Small changes in a system can dramatically affect the outcome. This is the butterfly effect. The origin cam from a meteorologist who was using a computer model to rerun a weather prediction and one of the numbers he used was shortened from six decimal points to three decimal points. The result was a completely different weather scenario. It’s not that a butterfly can cause the problem. It’s that a seemingly inconsequential random event can lead to a big change in an outcome.
Leonard Mlodinow addressed this topic in The Drunkard’s Walk: How Randomness Rules Our Lives. (I mentioned the book previously in Criticism and Praise.) There is much more randomness in our lives than we give credit.
We poorly understand the effect of randomness.
He explores his concepts using the backdrop of Pearl Harbor. In hindsight there were many signs pointing to the eventual attack. “In any complex string of events in which each event unfolds with some element of uncertainty, there is a fundamental asymmetry between past and future.” It’s nearly impossible to predict before the fact, but relatively easy to understand afterward. We have seen the same 20/20 hindsight with the 9/11 attacks.

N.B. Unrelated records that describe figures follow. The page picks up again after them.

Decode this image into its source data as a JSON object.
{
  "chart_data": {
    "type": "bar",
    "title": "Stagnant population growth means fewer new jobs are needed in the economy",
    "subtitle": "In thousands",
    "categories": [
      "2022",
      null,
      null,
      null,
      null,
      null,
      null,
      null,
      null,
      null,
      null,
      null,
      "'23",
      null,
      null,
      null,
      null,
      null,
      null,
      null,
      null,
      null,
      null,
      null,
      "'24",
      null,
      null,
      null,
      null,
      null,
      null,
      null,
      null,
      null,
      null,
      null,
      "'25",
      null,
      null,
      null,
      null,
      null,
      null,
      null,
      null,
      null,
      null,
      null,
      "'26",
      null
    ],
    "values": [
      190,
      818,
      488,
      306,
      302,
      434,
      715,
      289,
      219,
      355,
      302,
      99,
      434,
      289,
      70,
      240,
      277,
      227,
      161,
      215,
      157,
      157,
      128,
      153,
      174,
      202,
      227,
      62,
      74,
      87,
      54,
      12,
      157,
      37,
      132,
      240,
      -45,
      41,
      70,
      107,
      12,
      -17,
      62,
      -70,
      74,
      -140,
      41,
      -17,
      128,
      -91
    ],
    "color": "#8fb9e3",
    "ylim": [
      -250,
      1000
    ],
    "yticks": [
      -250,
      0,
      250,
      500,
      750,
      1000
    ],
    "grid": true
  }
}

That’s why it is easy to explain why the weather happened three days ago, but have trouble getting the weather forecast right three days into the future.
Mlodinow never mentions it, but for me the next step is the theory of the Black Swan. How do you end up with high-impact, hard-to-predict, and rare events that are beyond the realm of normal expectations?
Combining the Black Swan with the Drunkard’s Walk and the Butterfly Effect, you see that a combination of small events can lead to an over-sized outcome. We get used to being able to calculate and measure so many things. There will always be factors that we miss, or overweight or underweight.
Not to be depressing. The Drunkard’s Walk leaves you feeling in less control than when you started. But there is a factor you can control: the number of chances that you take. “Even a coin weighted toward failure will sometimes land on success.” Keep flipping the coin.
The Drunkard’s Walk is worth reading if you deal with risk.